For years, city officials have pushed for Engen to develop his 12,544-square-foot lot north of the bar. The gravel lot has been vacant since after an April 30, 2000, fire destroyed three buildings on the property.
Fargo Planning Director Jim Gilmour said city planners want Engen to develop the lot or sell it to someone else, adding that the city has received complaints about the lot’s appearance.
“We’d really like to see a project there, and in the interim, if he’s going to use it, he needs to comply with the law like everyone else has to,” Gilmour said Friday.
Engen bought a portion of the lot from the city’s Housing and Redevelopment Authority. As part of the deed transfer in March 2004, Engen agreed to a restrictive covenant that, “The use of the property shall be consistent with the DMU (Downtown Mixed Use) of Fargo, the Land Development Code and the Renaissance Zone Development Plan,” the lawsuit states.
The lawsuit claims Engen’s unlit, unfenced, gravel parking lot violates the covenant. The city is asking the court to require Engen to bring the property up to city standards and to award the city costs and disbursements.
Engen said Friday that he had a Renaissance Zone project approved for the property, but “the economy took a pullback.”
The project, which was approved by the Renaissance Zone Authority in 2002, called for a three-story building with commercial and office space on the upper two floors and retail on the main floor.
Engen said a problem with the property is that the city didn’t engineer the fill after the burned buildings were demolished. As a result, he said he’s had to haul in dozens of truckloads of dirt over the years to keep the settling lot level.
He said he doesn’t want to have to dig up the lot, put in engineered fill and pave over it just to have to tear it up again when the lot is eventually developed.
“I’m the only owner of the property, so it’s just my resources funding this,” he said.
Gilmour didn’t dispute that the fill may not have been engineered.
“But unless you know the end use, you don’t know what kind of fill to put in. And so we would prefer to put a building there and prefer to see it excavated,” he said.
The lawsuit claims Engen “has refused to take any action,” despite the city sending him letters in June, July and August 2011 demanding that he bring the lot up to code and requesting that he “cease the operation of the parking lot in its non-conforming manner.”

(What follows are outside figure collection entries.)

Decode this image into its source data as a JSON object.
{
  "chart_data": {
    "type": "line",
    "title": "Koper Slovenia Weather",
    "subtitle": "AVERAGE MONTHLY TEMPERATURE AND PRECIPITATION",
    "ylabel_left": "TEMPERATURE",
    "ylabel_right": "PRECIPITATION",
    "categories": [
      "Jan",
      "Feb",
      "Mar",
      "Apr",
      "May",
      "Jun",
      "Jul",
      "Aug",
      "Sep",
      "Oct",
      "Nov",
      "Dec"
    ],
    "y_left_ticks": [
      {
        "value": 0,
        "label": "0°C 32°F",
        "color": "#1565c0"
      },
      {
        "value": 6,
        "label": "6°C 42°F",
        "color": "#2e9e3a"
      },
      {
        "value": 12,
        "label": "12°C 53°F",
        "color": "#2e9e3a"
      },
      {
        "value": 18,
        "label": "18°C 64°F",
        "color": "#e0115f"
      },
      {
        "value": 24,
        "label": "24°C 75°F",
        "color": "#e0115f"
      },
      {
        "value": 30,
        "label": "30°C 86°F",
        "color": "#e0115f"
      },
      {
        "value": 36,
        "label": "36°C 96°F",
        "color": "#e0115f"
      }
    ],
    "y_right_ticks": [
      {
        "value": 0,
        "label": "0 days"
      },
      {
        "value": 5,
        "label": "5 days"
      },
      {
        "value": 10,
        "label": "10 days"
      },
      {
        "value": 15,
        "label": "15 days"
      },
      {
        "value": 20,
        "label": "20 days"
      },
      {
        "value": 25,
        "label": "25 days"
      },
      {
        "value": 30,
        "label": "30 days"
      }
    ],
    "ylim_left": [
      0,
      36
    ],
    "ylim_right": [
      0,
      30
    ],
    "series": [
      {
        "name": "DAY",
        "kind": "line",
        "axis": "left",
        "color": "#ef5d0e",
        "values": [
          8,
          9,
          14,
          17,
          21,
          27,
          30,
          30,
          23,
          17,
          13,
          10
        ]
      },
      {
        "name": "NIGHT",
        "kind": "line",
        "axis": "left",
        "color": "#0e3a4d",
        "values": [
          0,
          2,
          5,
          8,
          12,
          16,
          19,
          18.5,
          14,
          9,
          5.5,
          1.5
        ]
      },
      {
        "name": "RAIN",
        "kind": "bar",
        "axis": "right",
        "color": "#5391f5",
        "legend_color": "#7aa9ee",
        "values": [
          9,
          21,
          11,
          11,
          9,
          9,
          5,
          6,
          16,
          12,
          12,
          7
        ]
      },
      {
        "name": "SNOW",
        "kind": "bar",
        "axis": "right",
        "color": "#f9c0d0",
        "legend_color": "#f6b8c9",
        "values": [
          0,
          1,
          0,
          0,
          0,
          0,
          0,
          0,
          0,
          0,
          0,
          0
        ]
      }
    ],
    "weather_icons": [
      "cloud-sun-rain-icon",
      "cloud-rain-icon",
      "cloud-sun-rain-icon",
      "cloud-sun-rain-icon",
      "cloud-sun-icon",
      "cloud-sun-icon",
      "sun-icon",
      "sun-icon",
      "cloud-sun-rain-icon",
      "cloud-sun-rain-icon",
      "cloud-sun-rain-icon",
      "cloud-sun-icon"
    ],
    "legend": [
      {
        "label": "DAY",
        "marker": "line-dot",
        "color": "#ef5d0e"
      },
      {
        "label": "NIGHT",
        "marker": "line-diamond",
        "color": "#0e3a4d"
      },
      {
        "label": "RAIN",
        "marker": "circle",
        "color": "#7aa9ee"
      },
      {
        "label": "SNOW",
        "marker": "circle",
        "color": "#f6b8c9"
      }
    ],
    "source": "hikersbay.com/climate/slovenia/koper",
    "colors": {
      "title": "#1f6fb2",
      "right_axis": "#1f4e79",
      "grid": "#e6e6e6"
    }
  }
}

Engen was served with the summons and complaint on Feb. 2. Since then, his attorney has been working with Ron McLean, an outside attorney hired by the city, to try to resolve the matter, said Fargo City Attorney Erik Johnson.
Johnson said he isn’t sure what triggered the lawsuit’s filing on Thursday. McLean couldn’t be reached for comment.
Engen referred questions about his response to the lawsuit to his attorney, who was out of the office Friday.
Engen said he uses about half of the parking spaces for his business and tenants in the 101-year-old Fargo National Bank building that houses Fort Noks. He said he leases the rest of the spaces to downtown business people.
Engen has served on the Parking Commission since 2002. When he was reappointed in November 2010, City Commissioner Brad Wimmer cast the lone dissenting vote, saying he had concerns about Engen serving on the Parking Commission while negotiations were taking place regarding the parking lot.
City Commissioner Mike Williams, who serves on the Parking Commission with Engen, said Engen would recuse himself from voting when the topic came up, according to the minutes of the Nov. 1, 2010, meeting.
Engen’s term on the Parking Commission expires June 30.